Wednesday, September 21, 2005

The trajectory of our lives

The last couple of days has been interesting. It's made me think more about how our lives trajectory can be so varied, and so different, than we imagined.

I'm sitting here in the hotel that I first sat in back in 87 when I interviewed at Apple Computer, about a 1/2 block up the street. Back then I was full of fire and passion for Apple and for technology. I was hired and I had a great time.

Here I am, 18 years later. Many of the people I worked with back then have gone on to great financial and personal success. Many are independently wealthy (some at an extreme level). Many are still just regular joes working for 'the man'. Some are just scraping buy.

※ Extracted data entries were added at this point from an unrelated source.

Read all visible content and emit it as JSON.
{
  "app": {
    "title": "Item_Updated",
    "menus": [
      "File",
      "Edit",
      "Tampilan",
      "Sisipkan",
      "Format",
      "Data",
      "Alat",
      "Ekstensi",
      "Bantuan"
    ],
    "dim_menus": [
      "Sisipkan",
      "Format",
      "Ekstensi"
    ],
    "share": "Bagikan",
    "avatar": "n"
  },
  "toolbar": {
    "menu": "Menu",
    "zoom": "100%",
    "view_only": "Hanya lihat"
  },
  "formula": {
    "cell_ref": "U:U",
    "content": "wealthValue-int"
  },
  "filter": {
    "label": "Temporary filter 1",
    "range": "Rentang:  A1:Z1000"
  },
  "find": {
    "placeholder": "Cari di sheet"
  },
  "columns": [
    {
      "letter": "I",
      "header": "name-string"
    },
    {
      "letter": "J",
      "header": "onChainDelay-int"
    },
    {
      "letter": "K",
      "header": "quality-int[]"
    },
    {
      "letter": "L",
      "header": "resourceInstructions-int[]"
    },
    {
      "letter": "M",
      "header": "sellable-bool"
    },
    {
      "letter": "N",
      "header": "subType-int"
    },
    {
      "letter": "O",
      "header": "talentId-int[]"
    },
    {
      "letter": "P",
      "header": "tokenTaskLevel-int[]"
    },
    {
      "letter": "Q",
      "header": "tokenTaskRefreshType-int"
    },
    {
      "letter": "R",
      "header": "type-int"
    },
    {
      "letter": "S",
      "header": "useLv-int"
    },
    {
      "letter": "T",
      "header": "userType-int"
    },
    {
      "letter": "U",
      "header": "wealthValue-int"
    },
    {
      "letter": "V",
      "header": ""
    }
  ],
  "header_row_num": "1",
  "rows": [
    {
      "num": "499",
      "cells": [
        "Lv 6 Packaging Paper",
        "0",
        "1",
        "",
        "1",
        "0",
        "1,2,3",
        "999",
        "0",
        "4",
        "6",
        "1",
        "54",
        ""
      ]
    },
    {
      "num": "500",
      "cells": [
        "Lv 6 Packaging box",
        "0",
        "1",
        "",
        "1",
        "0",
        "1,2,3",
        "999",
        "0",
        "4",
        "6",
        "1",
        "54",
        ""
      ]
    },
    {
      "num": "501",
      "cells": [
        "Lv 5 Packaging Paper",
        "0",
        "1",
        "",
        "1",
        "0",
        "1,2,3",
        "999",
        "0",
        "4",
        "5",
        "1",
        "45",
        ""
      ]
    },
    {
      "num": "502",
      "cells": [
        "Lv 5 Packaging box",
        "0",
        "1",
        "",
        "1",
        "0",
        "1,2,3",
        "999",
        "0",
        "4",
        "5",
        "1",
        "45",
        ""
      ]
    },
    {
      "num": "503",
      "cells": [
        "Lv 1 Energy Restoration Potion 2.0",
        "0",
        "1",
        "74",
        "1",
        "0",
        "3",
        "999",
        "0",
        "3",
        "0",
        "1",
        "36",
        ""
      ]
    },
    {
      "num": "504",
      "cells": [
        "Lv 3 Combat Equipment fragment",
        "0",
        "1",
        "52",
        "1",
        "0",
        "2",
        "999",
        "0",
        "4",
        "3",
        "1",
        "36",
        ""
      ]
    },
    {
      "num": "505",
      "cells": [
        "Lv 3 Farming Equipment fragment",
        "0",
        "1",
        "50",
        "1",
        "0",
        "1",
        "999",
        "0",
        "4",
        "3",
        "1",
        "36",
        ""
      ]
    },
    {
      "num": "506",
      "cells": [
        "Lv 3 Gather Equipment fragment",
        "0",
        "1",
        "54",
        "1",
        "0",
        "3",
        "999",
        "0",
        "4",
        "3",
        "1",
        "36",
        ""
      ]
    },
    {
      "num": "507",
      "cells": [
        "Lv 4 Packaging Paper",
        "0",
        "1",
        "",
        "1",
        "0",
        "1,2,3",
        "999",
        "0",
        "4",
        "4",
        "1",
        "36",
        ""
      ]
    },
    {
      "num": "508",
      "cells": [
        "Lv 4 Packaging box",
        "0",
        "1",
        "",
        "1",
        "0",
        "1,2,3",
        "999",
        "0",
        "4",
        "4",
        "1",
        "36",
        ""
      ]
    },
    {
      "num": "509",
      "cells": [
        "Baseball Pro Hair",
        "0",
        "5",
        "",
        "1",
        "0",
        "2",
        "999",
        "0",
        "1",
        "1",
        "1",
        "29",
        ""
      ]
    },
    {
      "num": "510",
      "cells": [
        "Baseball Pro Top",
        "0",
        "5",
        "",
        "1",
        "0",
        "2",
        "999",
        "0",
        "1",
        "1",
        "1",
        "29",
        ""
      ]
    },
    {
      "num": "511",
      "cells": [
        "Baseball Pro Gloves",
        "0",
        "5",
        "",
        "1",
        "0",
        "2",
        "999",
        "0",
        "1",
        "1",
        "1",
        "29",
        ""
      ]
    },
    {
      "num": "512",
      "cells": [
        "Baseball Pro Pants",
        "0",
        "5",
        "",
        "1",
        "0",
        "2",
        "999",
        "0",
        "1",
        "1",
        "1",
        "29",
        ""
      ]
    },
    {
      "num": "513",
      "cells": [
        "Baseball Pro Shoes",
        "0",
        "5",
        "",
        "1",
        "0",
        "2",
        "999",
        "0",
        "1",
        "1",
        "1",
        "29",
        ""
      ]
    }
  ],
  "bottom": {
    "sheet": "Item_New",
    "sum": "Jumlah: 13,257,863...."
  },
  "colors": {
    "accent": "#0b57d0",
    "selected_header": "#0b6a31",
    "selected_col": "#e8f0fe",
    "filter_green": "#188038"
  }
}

I had a chance to sit down with one of these folks for a quick bite and a chat. He's in his mid 40's. He and I worked together for, I don't know, 3 years (?) on eWorld at Apple. He went on to form a startup (internet bandwidth manipulation hardware) and cashed out just before the bubble burst (well, cashed out 'enough') and kept the company going (it was 'real'.. i.e. not a flaky concept company as many where back then). He's now semi-retired, altough still active in his company by being on the board.

He's clearly a happy guy. Married. 3 great kids. Wonderful wife (who I also know). By all measures, a very successful liffe.

Another guy who I worked with, in the same group at the same time, about my age, and who should have been the guy (out of all of us at Apple during that time) that went on to mega-billions and global fame sort of flamed out. Lives in a condo in the Valley here. Runs a small consulting firm. Divorced. Single. Doing ok, nothing special. His work is the same stuff he was doing10 years ago when he left Apple, just smaller in scale. Although I didn't talk to him personally, several others who know us both have told me pretty much the same story. He cheated, got caught, got divorced, got fleeced and is now 'a regular guy' just living a life like everyone else.

Not so bad, really, but far far less than the dreams he had.

I'm sort of inbetween these two. Also had the dreams, never cashed out for millions, but I'm OK moneywise. Can't retire, but can be picky about what I do and not work for long stretches if I want. Like my friend above, I divorce (although for different reasons... one was she had already spent everything we had before the divorce, after the divorce was done I was better off than when I was married). But similar.

I passed on several startup opportunities, and several bigger company but still higher risk jobs that all would have put me into the 'very wealthy' area if I'd taken them over the trajectory I chose.

So, who's really happier? My rich buddy or my working but single and somewhat happy buddy?

Is having a family vs. not having a family directly related, somehow, to this wealth and happiness thing?

The evidence says: yes. If you're married with kids, and you've got your timing down reasonably well, you're much more likely to be one of the guys who cashes out at the right time and does the early retirement thing (or goes on to do REALLY big stuff, like what Google's doing right now.. creating, in effect, a privately owned, publically available global internet subnet).

I guess I just wonder if my trajectory, considering I'm an undisciplined college dropout, is one I'm really happy with.

pause.

All things considered. Yes. I am happy with how things are and where they're going. I have a fun consulting gig that pays well and doesn't control all my time. I have a startup company that's building a great product that I think can change the face of audio and eventually, video media and I work with some really interesting and fun people.

I don't want for anything material, but, I do miss my son and that family thing that I had a taste of, but didn't really get to fully experience. Now, at 47, it's really too late to start that one again. Yea, I know, I could, but I also know I wouldn't be happy doing it from scratch. I really do enjoy the freedom of being single and doing and going where I want when I want now. It's a trade off, certainly, but one I think is the right choice.

So, I continue on my original mission I set for myself decades ago: The leave this world just a little better than it was when I came into it.

And with that said.. off to another day of doing my best to make the world 'just a little better'.